Single ileal perforation was seen in all cases and non-perforated ulcers were found in two patients. Single perforation can be treated by excision and simple closure 5, 11, 13. Resection anastomosis was the choice in the HIV patient due to the multiplicity of ulcers 9.

The Histopathological examination of the small bowel ulcer were non conclusive in three patients. We have made our management plan according to the clinical findings. Histopathological examination of the first patient was non specific. The travel history to an endemic area with typhoid, the history of intermittent fever for one month, and the age of the patient made the clinical diagnosis of typhoid fever more probable 5, 8. We have stopped performing Widal test because of its limited value 2. In a series of 82 cases of proven typhoid ileal perforation, Atamanalp et al have found that histopathological findings were non specific in mild cases6. This is similar to case one in our study. In another study of terminal ileal non traumatic perforations, Wani et al have found that in almost one quarter of the patients the cause of perforation could not be known and typhoid was diagnosed clinically similar to case one in our study 5. The intraoperative findings have mimicked typhoid without laboratory confirmation of the disease 5.

The histopathological picture in the second patient was a tiny pinhole non-specific inflammation possibly caused by the hook worms. We have found only one reported case of perforated jejunum by hookworms 14 It is difficult to know whether this is a coincidence or a cause. Wani et al have found ascariasis in the peritoneal cavity of 14 out of 79 patients of non traumatic bowel perforation and they thought that this was a sequence and not the cause 5.

CMV infection was the cause of ulceration and perforation of the third patient. Although, HIV infection is uncommon in our community because all residents are screened for HIV, CMV infection is known to be the most common cause of intestinal perforation in AIDS patients 15. Although abdominal pain is a common symptom in AIDS patients, they rarely develop intestinal perforation. Only 5% of HIV patients present with abdominal pain that requires laparotomy 15. The morbidity after laparotomy in those patients reaches up to 50 % 15, 16.

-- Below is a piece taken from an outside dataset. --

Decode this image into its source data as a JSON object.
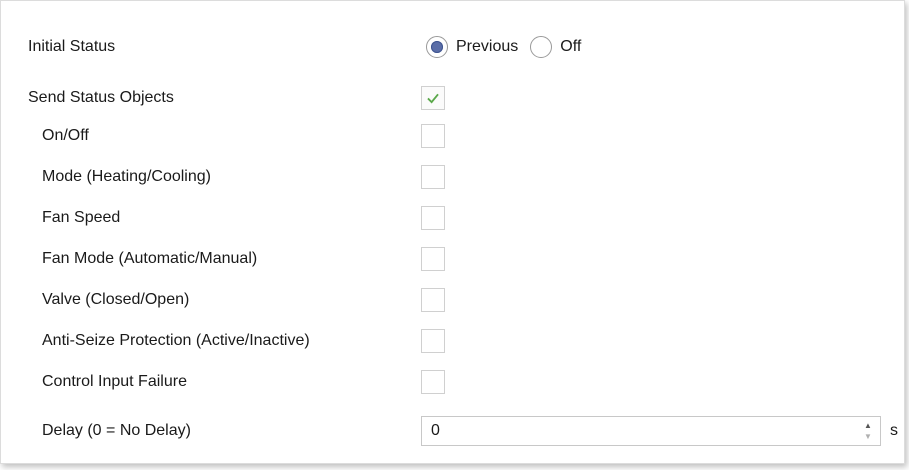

Presence of granulomas in the histopathological examination in the fourth patient was suggestive of a granulomatous inflammation with a differential diagnosis of tuberculosis or Crohn's disease 17. Tuberculosis is more common in our area. Furthermore, it is the second commonest cause of small bowel perforation after typhoid which is usually has a single perforation 3. If the diagnosis is not definite, we assume that it is tuberculosis and treat it accordingly. Otherwise, if prednisolone is started the result can be catastrophic leading to disseminated tuberculosis. The patient was planned for workup, small bowel enema and colonoscopy with terminal ileum biopsy, but he was lost to follow up. Low income and fear of the cost of medical treatment is a common cause of lost follow up of low socioeconomic patients in our community.

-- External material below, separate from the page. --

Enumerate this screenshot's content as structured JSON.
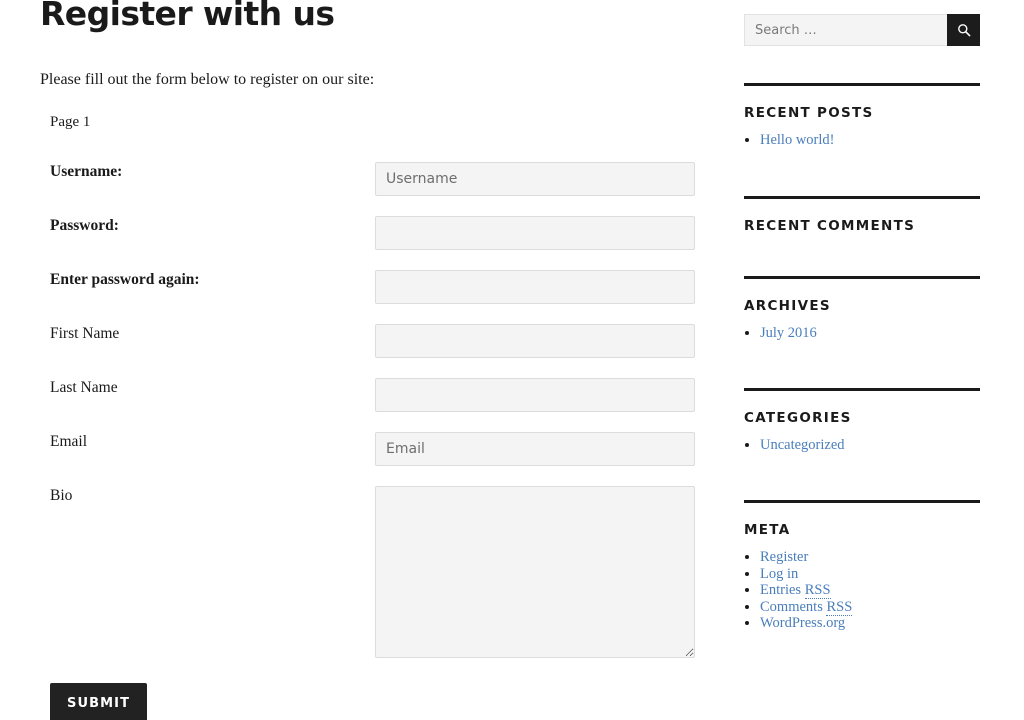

In summary our study has shown that the diagnosis of non traumatic perforation is a challenge. Clinical findings are usually non specific and definite diagnosis is usually reached after surgery. Although intraoperative biopsy around the perforation is an important factor for proper management, histopathological examinations are not always informative. Non traumatic perforation in developing countries can be due to typhoid, HIV, tuberculosis and possibly hook worms.